La paradoja de la democracia tóxica

OPINIÓN

17 nov 2018 . Actualizado a las 05:00 h.

Por ser el mejor sistema de los posibles, pocos ciudadanos y expertos aceptan que puede haber una democracia tóxica, que derive finalmente en una crisis generalizada. La historia nos muestra bastantes casos en los que una democracia esperanzadora devino en una catástrofe irreversible. Pero todos tendemos a considerar que los fallos no pueden atribuirse a la democracia misma, sino a una mala gestión de los políticos o a una deficiente regulación de la defensa de la Constitución.

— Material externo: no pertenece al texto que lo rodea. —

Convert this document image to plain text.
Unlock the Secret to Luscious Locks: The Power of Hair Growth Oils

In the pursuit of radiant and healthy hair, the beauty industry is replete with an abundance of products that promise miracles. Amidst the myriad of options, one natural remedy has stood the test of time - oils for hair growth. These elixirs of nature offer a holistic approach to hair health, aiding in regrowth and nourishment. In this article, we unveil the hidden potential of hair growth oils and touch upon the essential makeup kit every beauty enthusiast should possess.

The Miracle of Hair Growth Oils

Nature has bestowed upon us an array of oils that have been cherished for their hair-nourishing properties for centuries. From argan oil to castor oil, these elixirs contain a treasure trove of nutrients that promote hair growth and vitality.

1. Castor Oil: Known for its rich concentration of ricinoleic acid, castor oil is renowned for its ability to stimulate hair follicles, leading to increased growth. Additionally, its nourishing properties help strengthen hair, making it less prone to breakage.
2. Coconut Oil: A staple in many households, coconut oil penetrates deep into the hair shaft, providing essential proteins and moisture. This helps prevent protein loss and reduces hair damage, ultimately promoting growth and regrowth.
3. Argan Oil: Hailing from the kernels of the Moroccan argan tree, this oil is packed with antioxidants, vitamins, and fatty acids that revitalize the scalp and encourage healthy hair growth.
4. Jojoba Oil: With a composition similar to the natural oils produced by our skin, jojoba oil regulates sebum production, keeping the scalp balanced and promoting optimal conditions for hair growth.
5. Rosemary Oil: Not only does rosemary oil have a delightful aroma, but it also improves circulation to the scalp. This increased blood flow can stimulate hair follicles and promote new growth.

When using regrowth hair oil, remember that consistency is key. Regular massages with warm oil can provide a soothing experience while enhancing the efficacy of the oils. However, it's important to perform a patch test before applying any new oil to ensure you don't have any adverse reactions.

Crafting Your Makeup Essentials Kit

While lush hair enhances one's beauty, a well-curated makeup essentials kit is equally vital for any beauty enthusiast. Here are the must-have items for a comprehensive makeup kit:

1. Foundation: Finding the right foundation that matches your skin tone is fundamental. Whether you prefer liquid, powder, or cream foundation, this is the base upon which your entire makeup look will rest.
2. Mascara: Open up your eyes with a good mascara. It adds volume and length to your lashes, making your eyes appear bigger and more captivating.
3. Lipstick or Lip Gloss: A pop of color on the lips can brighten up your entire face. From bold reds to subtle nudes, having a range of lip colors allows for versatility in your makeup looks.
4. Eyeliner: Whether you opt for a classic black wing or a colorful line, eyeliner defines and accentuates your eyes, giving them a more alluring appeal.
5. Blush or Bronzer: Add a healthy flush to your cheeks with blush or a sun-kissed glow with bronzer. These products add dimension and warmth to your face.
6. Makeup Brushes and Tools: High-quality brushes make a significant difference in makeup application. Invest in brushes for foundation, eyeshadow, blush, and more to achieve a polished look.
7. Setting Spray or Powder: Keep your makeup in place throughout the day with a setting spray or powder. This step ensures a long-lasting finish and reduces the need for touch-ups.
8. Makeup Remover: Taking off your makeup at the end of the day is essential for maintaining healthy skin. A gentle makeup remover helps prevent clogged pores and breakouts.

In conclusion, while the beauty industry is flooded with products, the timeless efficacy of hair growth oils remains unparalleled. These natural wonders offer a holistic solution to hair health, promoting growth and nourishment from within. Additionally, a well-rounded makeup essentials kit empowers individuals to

La experiencia nos dice, sin embargo, que hay bastantes casos en los que una democracia puede ser tóxica, y que, a pesar de funcionar correctamente, y disponer de todos los recursos de autodefensa, puede precipitarse al abismo. Y no debe extrañarnos que así suceda, porque, siendo la democracia un régimen de libertades, en el que casi todas las opciones están disponibles, resulta imposible evitar que un electorado indignado, ofuscado o mal informado, busque falsas soluciones en el populismo o el autoritarismo. Aunque el gobierno de Chaves, por ejemplo, era democrático, no pudo evitar que el autoritarismo apareciese en Venezuela antes, incluso, que Maduro. Y a mucha distancia de eso, pero usando resortes comparables, algunas democracias que parecían tan estables como Italia, México o Brasil, coquetean abiertamente con salvadores que, bajo el señuelo del orden y las soluciones mágicas, reproducen y alientan dinámicas políticas tantas veces fracasadas.

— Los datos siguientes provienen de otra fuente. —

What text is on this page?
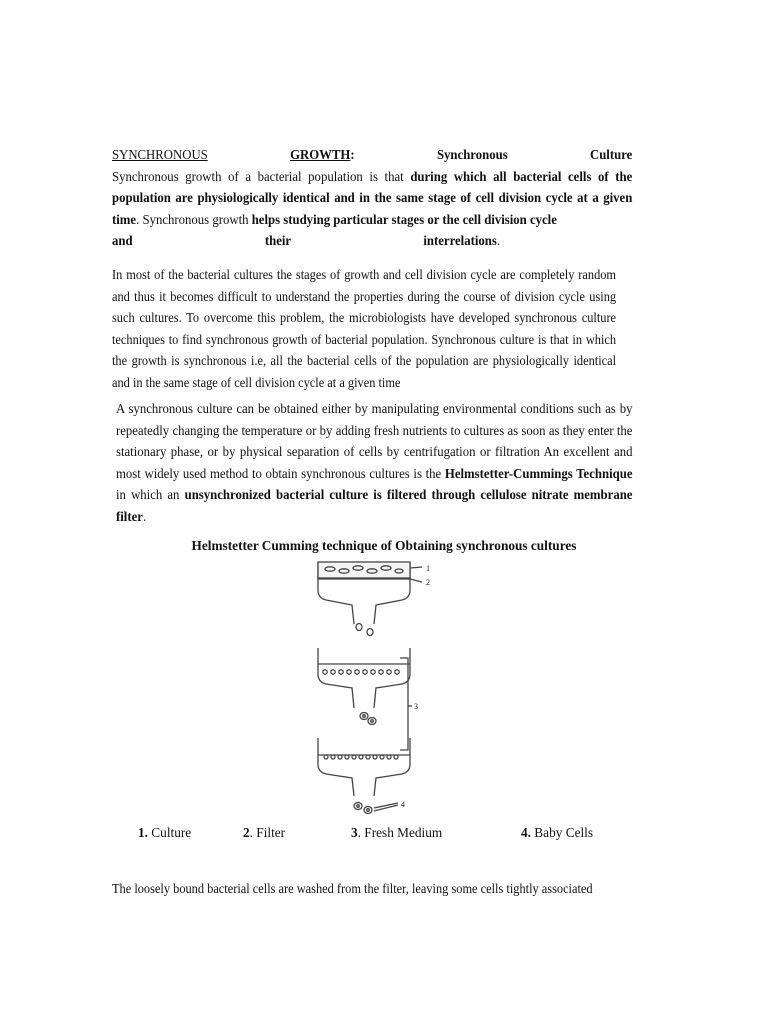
SYNCHRONOUS	GROWTH:	Synchronous	Culture
Synchronous growth of a bacterial population is that during which all bacterial cells of the population are physiologically identical and in the same stage of cell division cycle at a given time. Synchronous growth helps studying particular stages or the cell division cycle
and	their	interrelations.
In most of the bacterial cultures the stages of growth and cell division cycle are completely random and thus it becomes difficult to understand the properties during the course of division cycle using such cultures. To overcome this problem, the microbiologists have developed synchronous culture techniques to find synchronous growth of bacterial population. Synchronous culture is that in which the growth is synchronous i.e, all the bacterial cells of the population are physiologically identical and in the same stage of cell division cycle at a given time
A synchronous culture can be obtained either by manipulating environmental conditions such as by repeatedly changing the temperature or by adding fresh nutrients to cultures as soon as they enter the stationary phase, or by physical separation of cells by centrifugation or filtration An excellent and most widely used method to obtain synchronous cultures is the Helmstetter-Cummings Technique in which an unsynchronized bacterial culture is filtered through cellulose nitrate membrane filter.
Helmstetter Cumming technique of Obtaining synchronous cultures
1
2
3
4
1. Culture	2. Filter	3. Fresh Medium	4. Baby Cells
The loosely bound bacterial cells are washed from the filter, leaving some cells tightly associated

Ello no obstante, el caso que más me preocupa es el de España, porque, teniendo un sistema impecablemente democrático y lleno de garantías, estando gobernada por un partido de prístina trayectoria democrática, y habiendo mantenido a raya a las formaciones de extrema derecha que -por nostalgia o modernidad- ofrecen soluciones tan peligrosas como heterodoxas, ha empezado a deslizarse hacia un modelo político gaseoso y poco gobernable que, impulsado principalmente por los electores, y gestionado con la ayuda de nacionalistas, independentistas y populistas antisistema, pueden meter al régimen de 1978 en un callejón sin salida.

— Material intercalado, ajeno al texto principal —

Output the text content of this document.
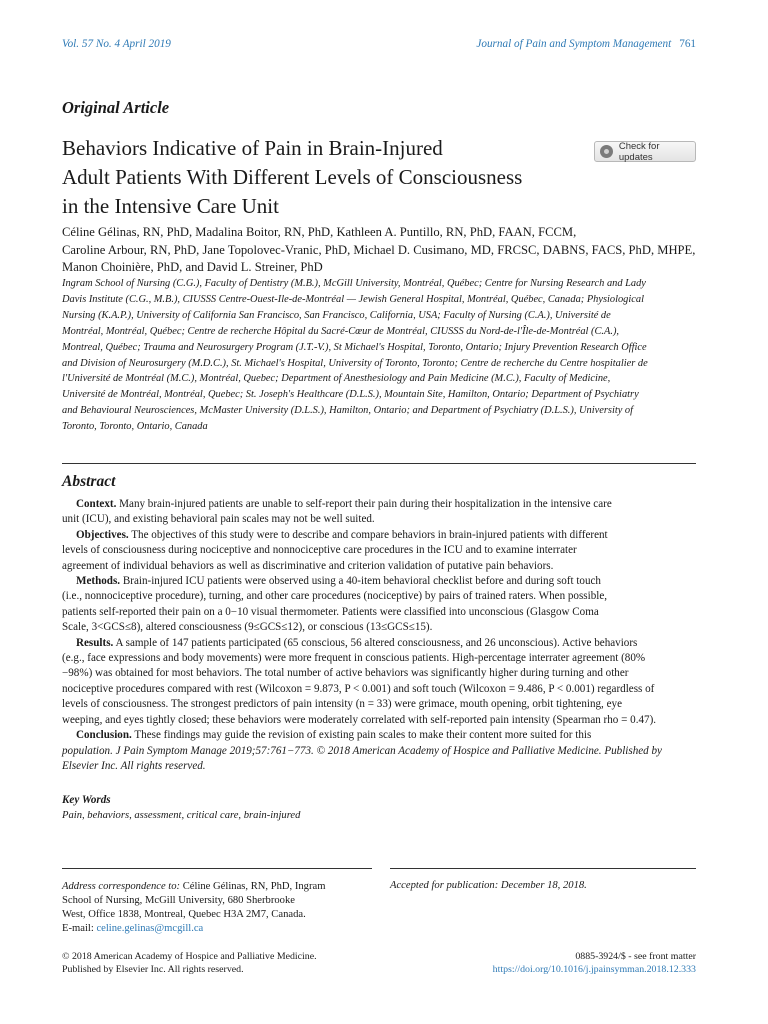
Vol. 57 No. 4 April 2019	Journal of Pain and Symptom Management 761
Original Article
Behaviors Indicative of Pain in Brain-Injured
Adult Patients With Different Levels of Consciousness
in the Intensive Care Unit
Check for updates
Céline Gélinas, RN, PhD, Madalina Boitor, RN, PhD, Kathleen A. Puntillo, RN, PhD, FAAN, FCCM,
Caroline Arbour, RN, PhD, Jane Topolovec-Vranic, PhD, Michael D. Cusimano, MD, FRCSC, DABNS, FACS, PhD, MHPE,
Manon Choinière, PhD, and David L. Streiner, PhD
Ingram School of Nursing (C.G.), Faculty of Dentistry (M.B.), McGill University, Montréal, Québec; Centre for Nursing Research and Lady
Davis Institute (C.G., M.B.), CIUSSS Centre-Ouest-Ile-de-Montréal — Jewish General Hospital, Montréal, Québec, Canada; Physiological
Nursing (K.A.P.), University of California San Francisco, San Francisco, California, USA; Faculty of Nursing (C.A.), Université de
Montréal, Montréal, Québec; Centre de recherche Hôpital du Sacré-Cœur de Montréal, CIUSSS du Nord-de-l'Île-de-Montréal (C.A.),
Montreal, Québec; Trauma and Neurosurgery Program (J.T.-V.), St Michael's Hospital, Toronto, Ontario; Injury Prevention Research Office
and Division of Neurosurgery (M.D.C.), St. Michael's Hospital, University of Toronto, Toronto; Centre de recherche du Centre hospitalier de
l'Université de Montréal (M.C.), Montréal, Quebec; Department of Anesthesiology and Pain Medicine (M.C.), Faculty of Medicine,
Université de Montréal, Montréal, Quebec; St. Joseph's Healthcare (D.L.S.), Mountain Site, Hamilton, Ontario; Department of Psychiatry
and Behavioural Neurosciences, McMaster University (D.L.S.), Hamilton, Ontario; and Department of Psychiatry (D.L.S.), University of
Toronto, Toronto, Ontario, Canada
Abstract
Context. Many brain-injured patients are unable to self-report their pain during their hospitalization in the intensive care
unit (ICU), and existing behavioral pain scales may not be well suited.
Objectives. The objectives of this study were to describe and compare behaviors in brain-injured patients with different
levels of consciousness during nociceptive and nonnociceptive care procedures in the ICU and to examine interrater
agreement of individual behaviors as well as discriminative and criterion validation of putative pain behaviors.
Methods. Brain-injured ICU patients were observed using a 40-item behavioral checklist before and during soft touch
(i.e., nonnociceptive procedure), turning, and other care procedures (nociceptive) by pairs of trained raters. When possible,
patients self-reported their pain on a 0−10 visual thermometer. Patients were classified into unconscious (Glasgow Coma
Scale, 3<GCS≤8), altered consciousness (9≤GCS≤12), or conscious (13≤GCS≤15).
Results. A sample of 147 patients participated (65 conscious, 56 altered consciousness, and 26 unconscious). Active behaviors
(e.g., face expressions and body movements) were more frequent in conscious patients. High-percentage interrater agreement (80%
−98%) was obtained for most behaviors. The total number of active behaviors was significantly higher during turning and other
nociceptive procedures compared with rest (Wilcoxon = 9.873, P < 0.001) and soft touch (Wilcoxon = 9.486, P < 0.001) regardless of
levels of consciousness. The strongest predictors of pain intensity (n = 33) were grimace, mouth opening, orbit tightening, eye
weeping, and eyes tightly closed; these behaviors were moderately correlated with self-reported pain intensity (Spearman rho = 0.47).
Conclusion. These findings may guide the revision of existing pain scales to make their content more suited for this
population. J Pain Symptom Manage 2019;57:761−773. © 2018 American Academy of Hospice and Palliative Medicine. Published by
Elsevier Inc. All rights reserved.
Key Words
Pain, behaviors, assessment, critical care, brain-injured
Address correspondence to: Céline Gélinas, RN, PhD, Ingram
School of Nursing, McGill University, 680 Sherbrooke
West, Office 1838, Montreal, Quebec H3A 2M7, Canada.
E-mail: celine.gelinas@mcgill.ca
Accepted for publication: December 18, 2018.
© 2018 American Academy of Hospice and Palliative Medicine.
Published by Elsevier Inc. All rights reserved.
0885-3924/$ - see front matter
https://doi.org/10.1016/j.jpainsymman.2018.12.333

Lo malo es que tal cosa sucede por una vía irreprochablemente democrática, que, a pesar de todas las advertencias sigue votando en dos claves muy problemáticas: fragmentar el Parlamento hasta ponerlo al borde de la ingobernabilidad; y potenciar partidos antisistema, independentistas y nacionalistas que, bajo el señuelo de la dinamización del sistema y la regeneración de la vida política, siempre se apuntan, estratégicamente, al cuanto peor mejor. Todo lo que hemos hecho para reconducir esta toxicidad crónica ha sido, hasta ahora, completamente inútil, porque la indeclinable responsabilidad que tienen en ello los electores está siendo absurdamente derivada hacia el sistema, los partidos o la clase política. Por eso estamos en una encrucijada tan peligrosa. Porque ninguna democracia puede impedir que, si el pueblo quiere intentar la solución por el caos, acabe teniendo el éxito que persigue.